The Economic Burden of Alzheimer’s Disease

This week, researchers and advocates from around the world convened in Copenhagen, Denmark for the Alzheimer’s Association International Conference 2014. The meeting highlighted the latest breakthroughs in research on dementia, and focused on its most common form: Alzheimer’s disease. Recent statistics indicate that an estimated 44 million people live with dementia worldwide. Currently, dementia constitutes the largest single contribution to disability and needs for care among older people, with the current global economic costs totaling U.S. $604 billion.

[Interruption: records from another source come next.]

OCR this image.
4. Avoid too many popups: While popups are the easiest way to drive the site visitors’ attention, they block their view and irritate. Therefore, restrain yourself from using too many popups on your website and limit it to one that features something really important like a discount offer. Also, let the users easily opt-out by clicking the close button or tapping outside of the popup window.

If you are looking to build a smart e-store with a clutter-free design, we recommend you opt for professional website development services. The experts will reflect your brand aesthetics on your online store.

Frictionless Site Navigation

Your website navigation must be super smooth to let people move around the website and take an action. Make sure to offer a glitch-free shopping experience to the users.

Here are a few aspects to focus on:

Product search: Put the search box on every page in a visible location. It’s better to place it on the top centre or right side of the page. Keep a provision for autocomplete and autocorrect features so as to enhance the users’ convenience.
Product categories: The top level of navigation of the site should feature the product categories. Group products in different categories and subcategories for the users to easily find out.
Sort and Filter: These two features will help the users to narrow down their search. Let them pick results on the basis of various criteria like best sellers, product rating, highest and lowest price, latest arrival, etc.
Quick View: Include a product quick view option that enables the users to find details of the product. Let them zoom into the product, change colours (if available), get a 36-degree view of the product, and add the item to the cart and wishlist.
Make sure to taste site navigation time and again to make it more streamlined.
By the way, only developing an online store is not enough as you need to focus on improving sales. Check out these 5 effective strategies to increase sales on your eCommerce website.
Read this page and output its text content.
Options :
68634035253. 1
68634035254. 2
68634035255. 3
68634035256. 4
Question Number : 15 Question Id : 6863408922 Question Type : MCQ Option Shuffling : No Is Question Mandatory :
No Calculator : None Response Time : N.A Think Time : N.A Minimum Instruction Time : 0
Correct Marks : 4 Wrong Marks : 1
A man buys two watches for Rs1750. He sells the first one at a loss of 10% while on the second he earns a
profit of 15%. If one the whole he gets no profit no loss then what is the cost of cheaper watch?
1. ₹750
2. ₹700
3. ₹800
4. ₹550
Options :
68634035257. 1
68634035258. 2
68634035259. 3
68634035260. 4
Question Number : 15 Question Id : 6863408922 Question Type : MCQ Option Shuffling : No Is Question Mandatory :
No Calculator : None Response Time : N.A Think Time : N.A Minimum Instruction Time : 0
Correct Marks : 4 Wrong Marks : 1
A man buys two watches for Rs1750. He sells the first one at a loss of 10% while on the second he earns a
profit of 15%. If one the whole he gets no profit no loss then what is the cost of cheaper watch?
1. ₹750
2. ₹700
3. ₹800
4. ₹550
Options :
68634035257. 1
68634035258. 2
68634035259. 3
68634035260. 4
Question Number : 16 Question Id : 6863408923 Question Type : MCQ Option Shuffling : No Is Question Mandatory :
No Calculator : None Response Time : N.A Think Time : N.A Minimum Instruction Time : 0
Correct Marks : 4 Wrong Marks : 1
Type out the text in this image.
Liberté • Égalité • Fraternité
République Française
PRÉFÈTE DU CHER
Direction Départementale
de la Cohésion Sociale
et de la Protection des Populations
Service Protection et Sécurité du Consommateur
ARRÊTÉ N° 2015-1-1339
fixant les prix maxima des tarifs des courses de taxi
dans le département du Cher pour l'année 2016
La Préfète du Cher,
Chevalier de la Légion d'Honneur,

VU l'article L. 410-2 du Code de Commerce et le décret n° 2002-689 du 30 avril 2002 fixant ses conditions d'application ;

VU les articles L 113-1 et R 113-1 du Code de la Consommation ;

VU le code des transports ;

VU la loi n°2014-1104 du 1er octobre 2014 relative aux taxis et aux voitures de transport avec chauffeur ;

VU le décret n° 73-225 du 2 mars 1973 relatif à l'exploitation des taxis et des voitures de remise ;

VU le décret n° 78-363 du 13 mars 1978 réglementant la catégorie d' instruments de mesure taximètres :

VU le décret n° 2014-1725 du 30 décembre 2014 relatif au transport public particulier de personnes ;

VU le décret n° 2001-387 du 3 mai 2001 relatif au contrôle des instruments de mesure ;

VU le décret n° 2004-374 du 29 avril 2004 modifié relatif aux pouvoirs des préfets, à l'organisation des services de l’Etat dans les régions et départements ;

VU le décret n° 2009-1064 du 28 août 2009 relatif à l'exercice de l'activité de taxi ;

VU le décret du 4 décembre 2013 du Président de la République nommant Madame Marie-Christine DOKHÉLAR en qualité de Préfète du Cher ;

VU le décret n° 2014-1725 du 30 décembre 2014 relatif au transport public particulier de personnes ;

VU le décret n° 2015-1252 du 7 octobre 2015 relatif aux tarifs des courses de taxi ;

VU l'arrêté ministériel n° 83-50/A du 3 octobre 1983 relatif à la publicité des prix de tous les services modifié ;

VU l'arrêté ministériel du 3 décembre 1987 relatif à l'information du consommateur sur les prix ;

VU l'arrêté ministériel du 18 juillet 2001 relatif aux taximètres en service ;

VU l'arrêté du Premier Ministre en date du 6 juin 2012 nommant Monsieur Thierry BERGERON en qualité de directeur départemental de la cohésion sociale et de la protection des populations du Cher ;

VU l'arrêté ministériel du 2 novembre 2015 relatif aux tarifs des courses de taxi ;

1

At the conference, Noam Kirson, an economist with Analysis Group and Lilly collaborator, presented findings on a study entitled, “Assessing the economic burden of Alzheimer’s disease patients treated by specialists on the date of preliminary diagnosis of cognitive decline.” The study demonstrates that patients with Alzheimer’s disease not seen by a specialist at the time of first diagnosis of cognitive decline incurred higher healthcare costs in the year following diagnosis as compared to patients with Alzheimer’s disease who were initially seen by a specialist. The cost difference between the two groups then converged over time. 


Regardless of the setting, the cost of care remains staggering. According to Alzheimer’s Disease International, the number of people living with dementia could rise to 135 million by 2050, with the impact falling equally on the millions of caretakers around the world. Ultimately, Alzheimer’s disease will not only cripple the families of aging baby boomers, but could also challenge the healthcare systems of many developed nations.

The exponential growth of the disease continues to drive researchers to discover new treatments and potential cures which will lessen the economic impact on patients’ lives. While the complexity of the disease has challenged research efforts, we remain determined to work with scientists, advocates, and other stakeholders from around the world to end Alzheimer’s once and for all.